You can talk all day and all night, but there needs to be some touching going on.  When we first began leading marriage workshops, we called each one of our married children and asked them: What is the one thing you remember most about us—in the home?  All four of them said… the way you two have always touched.

“I love to come to your house,” a young friend who visited often, whispered to our daughter. “I love to see your mom and dad touch each other. I have never seen mine do that.”

“Affectionate touching is one of the most critical elements of a strong and healthy marriage, and it is one of the easiest to neglect. Regular, sincere, spontaneous nonsexual affection helps to sustain the emotional closeness needed in a marriage.” USAir Magazine, October 1992. This was written 30 years ago.

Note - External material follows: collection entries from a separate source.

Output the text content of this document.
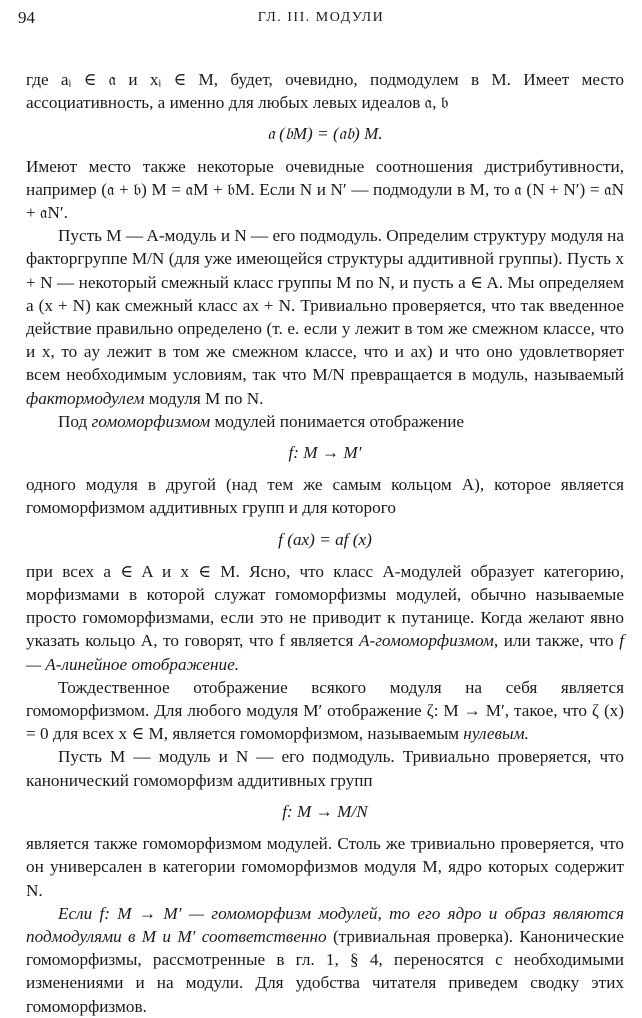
94	ГЛ. III. МОДУЛИ

где aᵢ ∈ 𝔞 и xᵢ ∈ M, будет, очевидно, подмодулем в M. Имеет место ассоциативность, а именно для любых левых идеалов 𝔞, 𝔟

𝔞 (𝔟M) = (𝔞𝔟) M.

Имеют место также некоторые очевидные соотношения дистрибутивности, например (𝔞 + 𝔟) M = 𝔞M + 𝔟M. Если N и N′ — подмодули в M, то 𝔞 (N + N′) = 𝔞N + 𝔞N′.

Пусть M — A-модуль и N — его подмодуль. Определим структуру модуля на факторгруппе M/N (для уже имеющейся структуры аддитивной группы). Пусть x + N — некоторый смежный класс группы M по N, и пусть a ∈ A. Мы определяем a (x + N) как смежный класс ax + N. Тривиально проверяется, что так введенное действие правильно определено (т. е. если y лежит в том же смежном классе, что и x, то ay лежит в том же смежном классе, что и ax) и что оно удовлетворяет всем необходимым условиям, так что M/N превращается в модуль, называемый фактормодулем модуля M по N.

Под гомоморфизмом модулей понимается отображение

f: M → M′

одного модуля в другой (над тем же самым кольцом A), которое является гомоморфизмом аддитивных групп и для которого

f (ax) = af (x)

при всех a ∈ A и x ∈ M. Ясно, что класс A-модулей образует категорию, морфизмами в которой служат гомоморфизмы модулей, обычно называемые просто гомоморфизмами, если это не приводит к путанице. Когда желают явно указать кольцо A, то говорят, что f является A-гомоморфизмом, или также, что f — A-линейное отображение.

Тождественное отображение всякого модуля на себя является гомоморфизмом. Для любого модуля M′ отображение ζ: M → M′, такое, что ζ (x) = 0 для всех x ∈ M, является гомоморфизмом, называемым нулевым.

Пусть M — модуль и N — его подмодуль. Тривиально проверяется, что канонический гомоморфизм аддитивных групп

f: M → M/N

является также гомоморфизмом модулей. Столь же тривиально проверяется, что он универсален в категории гомоморфизмов модуля M, ядро которых содержит N.

Если f: M → M′ — гомоморфизм модулей, то его ядро и образ являются подмодулями в M и M′ соответственно (тривиальная проверка). Канонические гомоморфизмы, рассмотренные в гл. 1, § 4, переносятся с необходимыми изменениями и на модули. Для удобства читателя приведем сводку этих гомоморфизмов.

It is true that each one has a different  level of need for touch.  You will remember physical touch is one of the five love languages (The Five Love Languages, Gary Chapman). It was interesting how long it took me to realize this was a language Tom spoke. Touching was always a part of our relationship, but I never associated this as his love language… (and we had taught the book!) Until… one day he told me how he felt when I reached for his hand as we walked in Vienna.

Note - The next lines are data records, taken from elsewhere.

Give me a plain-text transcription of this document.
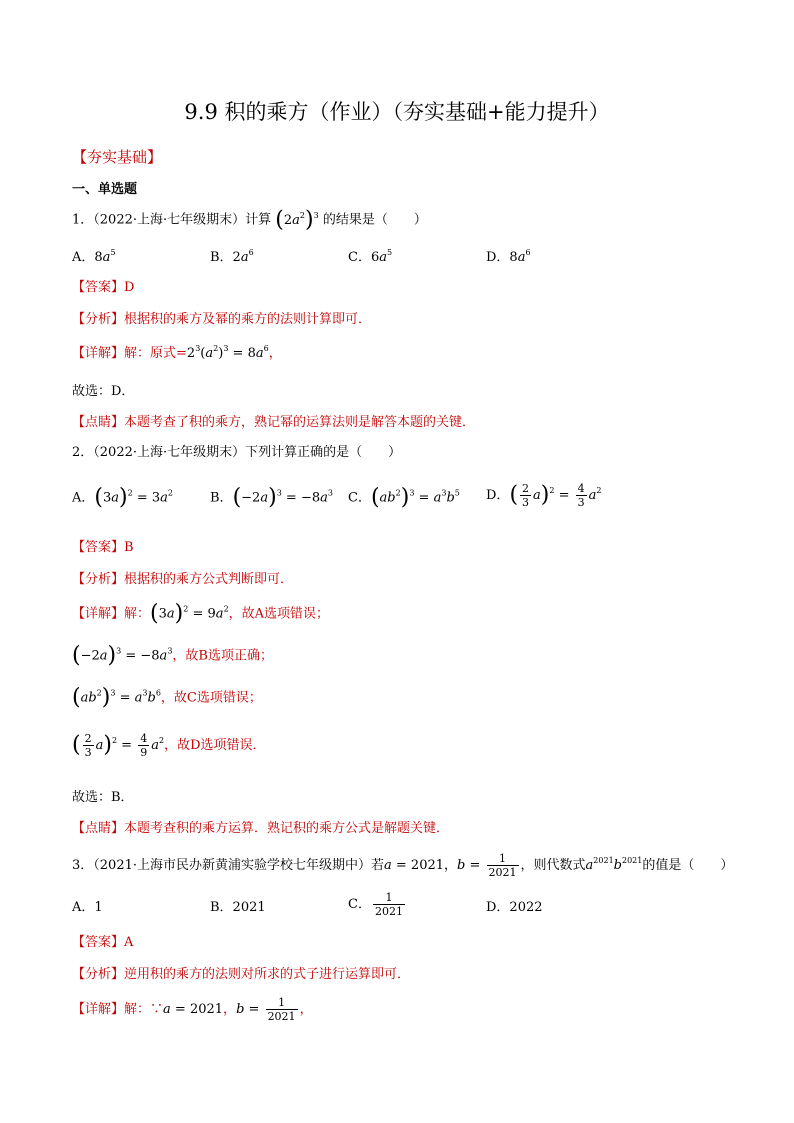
9.9 积的乘方（作业）（夯实基础+能力提升）
【夯实基础】
一、单选题
1．（2022·上海·七年级期末）计算 $(2a^2)^3$ 的结果是（　　）
A．$8a^5$	B．$2a^6$	C．$6a^5$	D．$8a^6$
【答案】D
【分析】根据积的乘方及幂的乘方的法则计算即可．
【详解】解：原式$=2^3(a^2)^3 = 8a^6$，
故选：D．
【点睛】本题考查了积的乘方，熟记幂的运算法则是解答本题的关键．
2．（2022·上海·七年级期末）下列计算正确的是（　　）
A．$(3a)^2 = 3a^2$	B．$(-2a)^3 = -8a^3$ C．$(ab^2)^3 = a^3b^5$ D．( $\frac{2}{3} a)^2 = \frac{4}{3} a^2$
【答案】B
【分析】根据积的乘方公式判断即可．
【详解】解：$(3a)^2 = 9a^2$，故A选项错误；
$(-2a)^3 = -8a^3$，故B选项正确；
$(ab^2)^3 = a^3b^6$，故C选项错误；
( $\frac{2}{3} a)^2 = \frac{4}{9} a^2$，故D选项错误．
故选：B．
【点睛】本题考查积的乘方运算．熟记积的乘方公式是解题关键．
3．（2021·上海市民办新黄浦实验学校七年级期中）若a = 2021，$b = \frac{1}{2021}$ ，则代数式$a^{2021}b^{2021}$的值是（　　）
A．1	B．2021	C． $\frac{1}{2021}$	D．2022
【答案】A
【分析】逆用积的乘方的法则对所求的式子进行运算即可．
【详解】解：∵a = 2021，$b = \frac{1}{2021}$ ，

For most of my younger years, I was not hugged and touched  except in a negative way, other than when I spent  summer time with aunts and uncles who were loving and kind to all of us.  I had to learn the lesson of touch.  Marriage is a constant learning class.

John Gray, author of Mars and Venus, Together Forever, asked his mother why his father had felt the need to stray. “Your father and I loved each other very much. But as the years passed, I became his mother, and your father wanted a wife.” p2.  Not only do we need touch, we learn to love romantically, too. The website, itsovereasy.com states in one particular study, the number one reason given for divorce is … absence of romantic intimacy/love.

Sadly, this often happens. Charlie Shedd, our first mentor in marriage, declared a woman should be a lady on the street, a queen in her house, and a lover in the bedroom. (He has a stronger word than lover.) Never be a mother… I am sure some of my readers may think this is far too outdated. After all, we live in 2021, and we are equal in every way.  This has nothing to do with being equal; it has all to do with learning ways to finish well… together.

“For I am confident and sure of this very thing  that He who began a good work in you… in Tom and me… (italics mine) will continue until death do us part (italics my words), Philippians 1:6

… as long as we keep learning to love, accepting each other, seeking oneness, talking and touching…

… we will last… you will last; it begins NOW.

To my single readers I may have lost the past five weeks with these five longer blog posts on ‘finishing well… together’, be assured I will be back with truths from the garden soon… shorter!